Apprécier les vecteurs de transformation écologique des formes de vie : descente énergétique et sortie de la seule abondance, autosuffisance des modes de vie et dérèglement des milieux agricoles… Nous nous intéressons à des imaginaires désirables et aux conditions du bien-vivre, ainsi qu’aux croyances qui limitent la capacité à nous projeter et créent une dépendance aux concentrations des grandes villes. 

Question sociologique

Penser une société inclusive des populations les plus fragiles ou défavorisées, notamment du fait des effets environnementaux de la bétonisation, dans le respect de leurs cultures sociales et écologiques.
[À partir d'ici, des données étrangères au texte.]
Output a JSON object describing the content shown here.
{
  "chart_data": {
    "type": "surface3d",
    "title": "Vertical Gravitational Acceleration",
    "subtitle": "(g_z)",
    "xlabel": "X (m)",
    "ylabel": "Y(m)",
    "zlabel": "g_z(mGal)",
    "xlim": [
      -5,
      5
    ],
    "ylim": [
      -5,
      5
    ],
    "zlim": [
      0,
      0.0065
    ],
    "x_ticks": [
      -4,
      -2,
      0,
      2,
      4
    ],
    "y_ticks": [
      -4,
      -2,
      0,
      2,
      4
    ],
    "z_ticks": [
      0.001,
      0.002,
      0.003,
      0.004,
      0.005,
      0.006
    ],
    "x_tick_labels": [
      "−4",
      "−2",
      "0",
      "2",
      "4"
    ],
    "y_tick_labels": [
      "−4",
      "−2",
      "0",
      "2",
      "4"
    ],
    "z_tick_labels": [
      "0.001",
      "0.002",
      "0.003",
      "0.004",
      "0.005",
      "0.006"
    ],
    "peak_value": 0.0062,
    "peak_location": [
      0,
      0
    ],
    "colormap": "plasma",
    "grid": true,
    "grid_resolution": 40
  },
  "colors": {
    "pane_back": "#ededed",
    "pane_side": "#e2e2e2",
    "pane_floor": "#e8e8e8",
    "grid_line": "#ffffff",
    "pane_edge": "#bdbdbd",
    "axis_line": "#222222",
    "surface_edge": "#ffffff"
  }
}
Une attention particulière est aussi portée aux populations reléguées dans les espaces ruraux, pour des raisons à la fois économiques et sociocognitives.

Installation périphérique 

Evaluer les capacités d’implantation dans les espaces ruraux en termes de ressources locales et d’activités, mais aussi de clivages potentiels et de risques d’artificialisation, avec une attention particulière aux cultures et à l’accueil de nouveau arrivants, comme à une attention de la coopération présente dans les réseaux de l’alternative, dans les milieux paysans…

Ressources et pratiques

Préfigurer l’accès aux ressources, particulièrement foncières, et le renouvellement des pratiques favorisant le partage et la protection des ressources du vivant. Il s’agit d’interroger les possibilités en termes de formes de propriété collective, d’accompagnement ou d’aide des néo-paysans, de revalorisation des savoir-faire locaux et d’expérimentation de pratiques écologiques

Action politique 

Penser les formes collectives et les contours spatiaux d’une société écologique du post-urbain à la fois sur le plan des manières d’habiter, des formes coopératives d’activités et de production locale, des modes d’organisation autogérées ou municipalistes, de la mise en réseau territoriale ou du confédéralisme…
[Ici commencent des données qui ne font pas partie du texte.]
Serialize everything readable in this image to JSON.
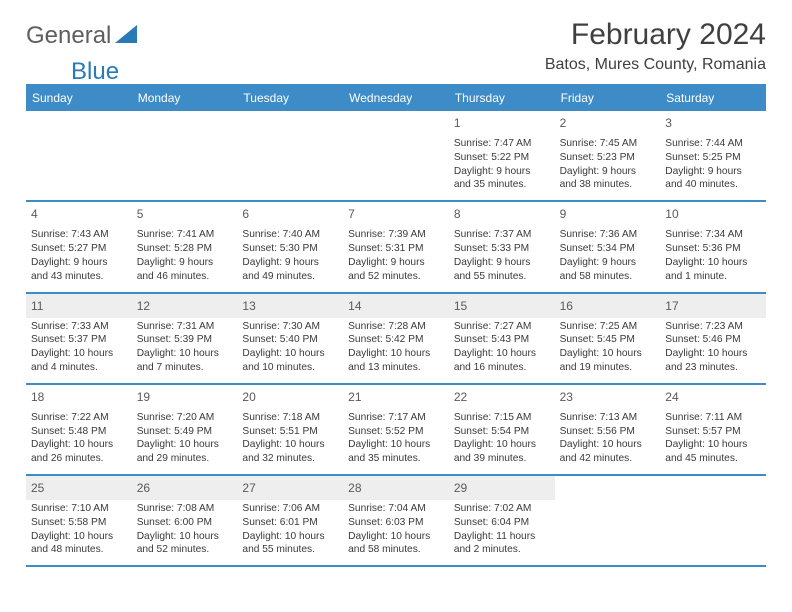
{
  "logo": {
    "text1": "General",
    "text2": "Blue"
  },
  "title": "February 2024",
  "location": "Batos, Mures County, Romania",
  "colors": {
    "header_bg": "#3d8cc8",
    "header_text": "#ffffff",
    "border": "#3d8cc8",
    "shaded_bg": "#eeeeee",
    "logo_gray": "#5e5e5e",
    "logo_blue": "#2a7ab8",
    "body_text": "#3a3a3a",
    "title_text": "#404040"
  },
  "day_names": [
    "Sunday",
    "Monday",
    "Tuesday",
    "Wednesday",
    "Thursday",
    "Friday",
    "Saturday"
  ],
  "weeks": [
    [
      null,
      null,
      null,
      null,
      {
        "n": "1",
        "sr": "Sunrise: 7:47 AM",
        "ss": "Sunset: 5:22 PM",
        "dl": "Daylight: 9 hours and 35 minutes."
      },
      {
        "n": "2",
        "sr": "Sunrise: 7:45 AM",
        "ss": "Sunset: 5:23 PM",
        "dl": "Daylight: 9 hours and 38 minutes."
      },
      {
        "n": "3",
        "sr": "Sunrise: 7:44 AM",
        "ss": "Sunset: 5:25 PM",
        "dl": "Daylight: 9 hours and 40 minutes."
      }
    ],
    [
      {
        "n": "4",
        "sr": "Sunrise: 7:43 AM",
        "ss": "Sunset: 5:27 PM",
        "dl": "Daylight: 9 hours and 43 minutes."
      },
      {
        "n": "5",
        "sr": "Sunrise: 7:41 AM",
        "ss": "Sunset: 5:28 PM",
        "dl": "Daylight: 9 hours and 46 minutes."
      },
      {
        "n": "6",
        "sr": "Sunrise: 7:40 AM",
        "ss": "Sunset: 5:30 PM",
        "dl": "Daylight: 9 hours and 49 minutes."
      },
      {
        "n": "7",
        "sr": "Sunrise: 7:39 AM",
        "ss": "Sunset: 5:31 PM",
        "dl": "Daylight: 9 hours and 52 minutes."
      },
      {
        "n": "8",
        "sr": "Sunrise: 7:37 AM",
        "ss": "Sunset: 5:33 PM",
        "dl": "Daylight: 9 hours and 55 minutes."
      },
      {
        "n": "9",
        "sr": "Sunrise: 7:36 AM",
        "ss": "Sunset: 5:34 PM",
        "dl": "Daylight: 9 hours and 58 minutes."
      },
      {
        "n": "10",
        "sr": "Sunrise: 7:34 AM",
        "ss": "Sunset: 5:36 PM",
        "dl": "Daylight: 10 hours and 1 minute."
      }
    ],
    [
      {
        "n": "11",
        "sr": "Sunrise: 7:33 AM",
        "ss": "Sunset: 5:37 PM",
        "dl": "Daylight: 10 hours and 4 minutes."
      },
      {
        "n": "12",
        "sr": "Sunrise: 7:31 AM",
        "ss": "Sunset: 5:39 PM",
        "dl": "Daylight: 10 hours and 7 minutes."
      },
      {
        "n": "13",
        "sr": "Sunrise: 7:30 AM",
        "ss": "Sunset: 5:40 PM",
        "dl": "Daylight: 10 hours and 10 minutes."
      },
      {
        "n": "14",
        "sr": "Sunrise: 7:28 AM",
        "ss": "Sunset: 5:42 PM",
        "dl": "Daylight: 10 hours and 13 minutes."
      },
      {
        "n": "15",
        "sr": "Sunrise: 7:27 AM",
        "ss": "Sunset: 5:43 PM",
        "dl": "Daylight: 10 hours and 16 minutes."
      },
      {
        "n": "16",
        "sr": "Sunrise: 7:25 AM",
        "ss": "Sunset: 5:45 PM",
        "dl": "Daylight: 10 hours and 19 minutes."
      },
      {
        "n": "17",
        "sr": "Sunrise: 7:23 AM",
        "ss": "Sunset: 5:46 PM",
        "dl": "Daylight: 10 hours and 23 minutes."
      }
    ],
    [
      {
        "n": "18",
        "sr": "Sunrise: 7:22 AM",
        "ss": "Sunset: 5:48 PM",
        "dl": "Daylight: 10 hours and 26 minutes."
      },
      {
        "n": "19",
        "sr": "Sunrise: 7:20 AM",
        "ss": "Sunset: 5:49 PM",
        "dl": "Daylight: 10 hours and 29 minutes."
      },
      {
        "n": "20",
        "sr": "Sunrise: 7:18 AM",
        "ss": "Sunset: 5:51 PM",
        "dl": "Daylight: 10 hours and 32 minutes."
      },
      {
        "n": "21",
        "sr": "Sunrise: 7:17 AM",
        "ss": "Sunset: 5:52 PM",
        "dl": "Daylight: 10 hours and 35 minutes."
      },
      {
        "n": "22",
        "sr": "Sunrise: 7:15 AM",
        "ss": "Sunset: 5:54 PM",
        "dl": "Daylight: 10 hours and 39 minutes."
      },
      {
        "n": "23",
        "sr": "Sunrise: 7:13 AM",
        "ss": "Sunset: 5:56 PM",
        "dl": "Daylight: 10 hours and 42 minutes."
      },
      {
        "n": "24",
        "sr": "Sunrise: 7:11 AM",
        "ss": "Sunset: 5:57 PM",
        "dl": "Daylight: 10 hours and 45 minutes."
      }
    ],
    [
      {
        "n": "25",
        "sr": "Sunrise: 7:10 AM",
        "ss": "Sunset: 5:58 PM",
        "dl": "Daylight: 10 hours and 48 minutes."
      },
      {
        "n": "26",
        "sr": "Sunrise: 7:08 AM",
        "ss": "Sunset: 6:00 PM",
        "dl": "Daylight: 10 hours and 52 minutes."
      },
      {
        "n": "27",
        "sr": "Sunrise: 7:06 AM",
        "ss": "Sunset: 6:01 PM",
        "dl": "Daylight: 10 hours and 55 minutes."
      },
      {
        "n": "28",
        "sr": "Sunrise: 7:04 AM",
        "ss": "Sunset: 6:03 PM",
        "dl": "Daylight: 10 hours and 58 minutes."
      },
      {
        "n": "29",
        "sr": "Sunrise: 7:02 AM",
        "ss": "Sunset: 6:04 PM",
        "dl": "Daylight: 11 hours and 2 minutes."
      },
      null,
      null
    ]
  ],
  "shaded_weeks": [
    2,
    4
  ]
}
CALENDRIER D'ORGANISATION DES ÉTATS GÉNÉRAUX

9 novembre 2020 

Réunion de lancement avec 23 organisations (soit 40 participant.e.s) : présentation de la démarche, échanges sur les objectifs, proposition d’organisation collective. Compte-rendu de la réunion ici.

16 décembre 2020 

 

Echanges et approfondissements en groupes de travail sur les 6 thématiques d’enjeux prioritaires identifiés lors de la réunion de lancement (cf. compte-rendu).

25 janvier 2021 

 

Programmation détaillée des Etats Généraux (28, 29 et 30 mai 2021) et lancement des différents chantiers de préparation.

Février 2021

 

Avancement des différents chantiers : croyances limitantes, vision agissante et imaginaires du désir du post-urbain ; plaidoyer/manifeste/serment pour une société écologique post-urbaine ; nouvelles ruralités et conditions écologiques de réalisation ; finitude, délitement, effondrements.

Mars 2021 

 

Atelier consacré aux croyances limitantes de la désurbanisation en partant des grands imaginaires de la densité et des modes de vies associés, ainsi qu'aux visions désirables d'une société écologique post-urbaine.

Avril 2021

 

Atelier consacré aux géographie alternative en partant des résistances et luttes contre le bétonnage, ainsi qu’une analyse critique de la géographie officielle et des catégories institutionnelles actuelles.

28 (soir), 29 et 30 mai 2021 

 

Etats Généraux de la société écologique du post-urbain.